Friday, August 31, 2018

Cringy Cool

portrait of young DickensThe first response to an over-the-top Cosway binding is either, "Oh, it's beautiful," or, "Oh my God..." with a cynical shake of the head. They both work and, depending on my mood on any given day, I can go either way. Luckily, this week we cataloged a two-volume set of Dickens's Pickwick Papers with classic Cosway-style bindings incorporating portraits. The inside cover of volume one sports a miniature of the young novelist, while volume two shows him in his maturity. So, you can cringe at one and marvel at the other! While you react, you can calm your agitation by stroking the silk endpapers.

Portrait of old Dickens with sil end papers shown
Come on in and take a look by asking for Sine B767pos. Oh yeah, it also has an original Dickens signature tipped in.
Dickens's signature


Tuesday, August 28, 2018

A Farmer's Life

Page from Wesley Hunt's 1879 diary
In addition to its many high-profile collections such as the Robert Frost Collection or the Stefansson Collection on Polar Exploration, Rauner Library also contains a number of fascinating smaller collections having to do with the surrounding environs of the college and the state of New Hampshire. One such collection is the Wesley Hunt Papers. Hunt was born in 1850 in Claremont, New Hampshire, about a half hour's drive south of Hanover. He tried his hand at an impressive number of trades over the course of his nearly ninety years of life, including farming, homesteading in North Dakota, working for the railroad, and serving as postmaster of North Charleston.

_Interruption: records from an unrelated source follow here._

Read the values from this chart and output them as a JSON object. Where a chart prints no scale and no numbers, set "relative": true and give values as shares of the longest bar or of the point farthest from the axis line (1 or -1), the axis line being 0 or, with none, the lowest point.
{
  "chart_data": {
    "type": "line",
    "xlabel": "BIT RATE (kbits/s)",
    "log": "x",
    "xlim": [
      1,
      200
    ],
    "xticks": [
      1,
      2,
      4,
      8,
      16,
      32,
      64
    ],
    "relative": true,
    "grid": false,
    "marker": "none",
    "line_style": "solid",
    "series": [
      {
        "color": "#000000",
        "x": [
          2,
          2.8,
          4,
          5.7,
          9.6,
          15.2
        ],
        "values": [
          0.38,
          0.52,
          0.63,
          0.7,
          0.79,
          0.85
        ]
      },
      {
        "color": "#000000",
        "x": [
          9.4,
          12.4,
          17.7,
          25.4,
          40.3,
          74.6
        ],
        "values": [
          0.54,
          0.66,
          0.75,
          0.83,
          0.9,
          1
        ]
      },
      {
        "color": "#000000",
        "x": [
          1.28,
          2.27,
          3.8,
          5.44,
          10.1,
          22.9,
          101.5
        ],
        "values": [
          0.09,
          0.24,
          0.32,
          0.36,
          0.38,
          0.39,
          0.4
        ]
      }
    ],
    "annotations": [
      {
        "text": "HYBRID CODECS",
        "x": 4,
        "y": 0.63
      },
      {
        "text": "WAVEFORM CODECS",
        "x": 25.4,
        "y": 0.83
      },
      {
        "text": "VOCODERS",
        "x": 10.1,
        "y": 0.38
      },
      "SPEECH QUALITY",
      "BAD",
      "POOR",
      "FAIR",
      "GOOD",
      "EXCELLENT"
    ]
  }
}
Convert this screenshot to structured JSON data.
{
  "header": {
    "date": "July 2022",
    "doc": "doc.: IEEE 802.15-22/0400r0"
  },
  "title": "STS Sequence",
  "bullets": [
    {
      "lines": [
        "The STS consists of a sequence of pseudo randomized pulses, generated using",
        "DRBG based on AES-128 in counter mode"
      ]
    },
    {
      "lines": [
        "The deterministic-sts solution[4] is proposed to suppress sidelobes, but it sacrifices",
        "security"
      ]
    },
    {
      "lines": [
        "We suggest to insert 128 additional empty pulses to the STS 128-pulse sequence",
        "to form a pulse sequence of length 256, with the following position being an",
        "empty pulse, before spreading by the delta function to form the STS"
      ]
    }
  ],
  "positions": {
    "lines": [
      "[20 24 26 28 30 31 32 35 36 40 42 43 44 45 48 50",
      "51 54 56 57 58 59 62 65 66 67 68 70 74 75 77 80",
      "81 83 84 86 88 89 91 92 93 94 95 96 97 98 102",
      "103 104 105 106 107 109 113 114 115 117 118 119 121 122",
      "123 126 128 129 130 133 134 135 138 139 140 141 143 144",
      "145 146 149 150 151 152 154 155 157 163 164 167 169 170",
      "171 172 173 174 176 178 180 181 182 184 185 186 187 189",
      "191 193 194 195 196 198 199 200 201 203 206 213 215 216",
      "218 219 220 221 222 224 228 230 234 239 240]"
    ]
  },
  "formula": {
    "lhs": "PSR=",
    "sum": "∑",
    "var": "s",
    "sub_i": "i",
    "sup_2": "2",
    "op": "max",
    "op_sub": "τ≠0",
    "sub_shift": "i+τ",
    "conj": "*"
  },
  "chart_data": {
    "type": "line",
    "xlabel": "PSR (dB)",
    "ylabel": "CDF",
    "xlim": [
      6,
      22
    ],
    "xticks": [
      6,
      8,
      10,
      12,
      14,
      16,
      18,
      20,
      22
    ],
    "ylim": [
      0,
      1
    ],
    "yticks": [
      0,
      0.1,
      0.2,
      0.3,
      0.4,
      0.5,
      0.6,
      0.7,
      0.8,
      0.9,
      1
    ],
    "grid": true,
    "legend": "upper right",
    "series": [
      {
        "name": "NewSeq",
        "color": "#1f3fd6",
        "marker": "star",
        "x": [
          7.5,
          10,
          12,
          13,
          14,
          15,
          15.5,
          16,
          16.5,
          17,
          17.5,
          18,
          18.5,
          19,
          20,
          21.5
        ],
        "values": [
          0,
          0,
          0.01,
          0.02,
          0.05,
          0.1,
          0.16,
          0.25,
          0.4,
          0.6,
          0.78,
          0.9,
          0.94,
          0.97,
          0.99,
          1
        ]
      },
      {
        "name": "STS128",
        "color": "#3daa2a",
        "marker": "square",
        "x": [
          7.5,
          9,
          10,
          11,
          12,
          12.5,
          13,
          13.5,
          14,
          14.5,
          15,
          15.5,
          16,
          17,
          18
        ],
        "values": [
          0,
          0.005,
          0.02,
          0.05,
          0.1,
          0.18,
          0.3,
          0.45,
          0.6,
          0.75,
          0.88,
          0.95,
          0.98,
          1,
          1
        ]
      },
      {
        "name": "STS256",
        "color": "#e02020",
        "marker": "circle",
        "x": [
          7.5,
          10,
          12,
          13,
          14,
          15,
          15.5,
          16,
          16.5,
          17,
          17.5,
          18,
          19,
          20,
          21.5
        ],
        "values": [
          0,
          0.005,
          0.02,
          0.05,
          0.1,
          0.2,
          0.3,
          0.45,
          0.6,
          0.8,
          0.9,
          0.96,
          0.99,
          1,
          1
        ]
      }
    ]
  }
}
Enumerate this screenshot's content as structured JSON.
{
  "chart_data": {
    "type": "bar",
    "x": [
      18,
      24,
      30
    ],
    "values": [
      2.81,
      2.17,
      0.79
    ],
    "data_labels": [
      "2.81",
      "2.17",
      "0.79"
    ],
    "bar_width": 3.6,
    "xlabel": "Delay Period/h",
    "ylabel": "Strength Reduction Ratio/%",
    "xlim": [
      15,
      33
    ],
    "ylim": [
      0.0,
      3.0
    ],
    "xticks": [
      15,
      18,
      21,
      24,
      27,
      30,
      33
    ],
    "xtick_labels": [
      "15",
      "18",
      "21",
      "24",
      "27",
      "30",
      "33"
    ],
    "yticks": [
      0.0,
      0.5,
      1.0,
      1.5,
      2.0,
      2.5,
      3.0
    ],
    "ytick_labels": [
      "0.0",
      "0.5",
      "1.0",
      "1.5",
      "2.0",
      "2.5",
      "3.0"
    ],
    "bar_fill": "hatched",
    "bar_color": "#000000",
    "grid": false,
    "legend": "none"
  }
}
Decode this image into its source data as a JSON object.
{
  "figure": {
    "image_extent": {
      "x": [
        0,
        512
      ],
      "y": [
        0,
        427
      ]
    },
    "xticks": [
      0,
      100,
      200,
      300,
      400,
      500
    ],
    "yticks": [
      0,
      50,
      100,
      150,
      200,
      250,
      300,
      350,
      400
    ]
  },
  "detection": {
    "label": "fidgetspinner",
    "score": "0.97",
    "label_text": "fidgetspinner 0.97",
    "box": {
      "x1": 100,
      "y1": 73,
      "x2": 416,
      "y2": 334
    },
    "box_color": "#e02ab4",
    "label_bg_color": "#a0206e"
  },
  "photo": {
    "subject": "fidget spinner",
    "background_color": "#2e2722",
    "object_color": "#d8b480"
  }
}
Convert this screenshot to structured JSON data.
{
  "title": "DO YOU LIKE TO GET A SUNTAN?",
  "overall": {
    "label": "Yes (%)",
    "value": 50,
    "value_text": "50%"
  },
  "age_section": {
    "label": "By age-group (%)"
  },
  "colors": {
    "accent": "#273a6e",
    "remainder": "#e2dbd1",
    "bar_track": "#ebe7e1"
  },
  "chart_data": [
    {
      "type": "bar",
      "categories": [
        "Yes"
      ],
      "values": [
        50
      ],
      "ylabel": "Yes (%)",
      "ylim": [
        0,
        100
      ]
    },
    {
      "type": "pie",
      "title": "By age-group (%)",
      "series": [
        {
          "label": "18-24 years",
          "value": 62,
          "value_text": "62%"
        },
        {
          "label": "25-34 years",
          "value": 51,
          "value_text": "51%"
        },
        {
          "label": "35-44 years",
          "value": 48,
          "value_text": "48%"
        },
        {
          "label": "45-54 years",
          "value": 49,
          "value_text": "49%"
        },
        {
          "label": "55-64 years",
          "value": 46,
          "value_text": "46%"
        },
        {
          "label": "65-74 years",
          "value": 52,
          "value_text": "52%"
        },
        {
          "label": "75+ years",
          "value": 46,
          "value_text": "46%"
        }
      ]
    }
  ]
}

Over the course of his adventures, Hunt faithfully entered his thoughts into a series of daily diaries that span nearly fifty years. We're fortunate enough to have over thirty-three years' worth of those
Page from Wesley Hunt's 1936 diary
journals, including transcriptions that were created by his daughter. They are fascinating to read. Most of the early entries include comments about the weather, the health of friends and family, and various church and social events. Hunt's short and to the point entry from October 16th, 1879, seems particularly relevant given the heat this week: "90 degrees in the shade: and seven to sleep in one room." As the years pass, Hunt's observations turn at times towards national news and events, demonstrating the importance of radio broadcasting to rural populations in the early 20th century. As a one-time small farmer, and son of a small farmer, Hunt was very interested in President Roosevelt's attempts to protect the farm industry from the effects of the Great Depression. His entry from January 6, 1936, simply says, "36 [degrees] cloudy. We did the wash. Supreme Court killed the A.A.A. [Agricultural Adjustment Act]. Roosevelt upset."

To experience what it was like to live day-to-day in rural New Hampshire over the course of several decades, come to Rauner and ask to see the Wesley Hunt Papers (MS-778).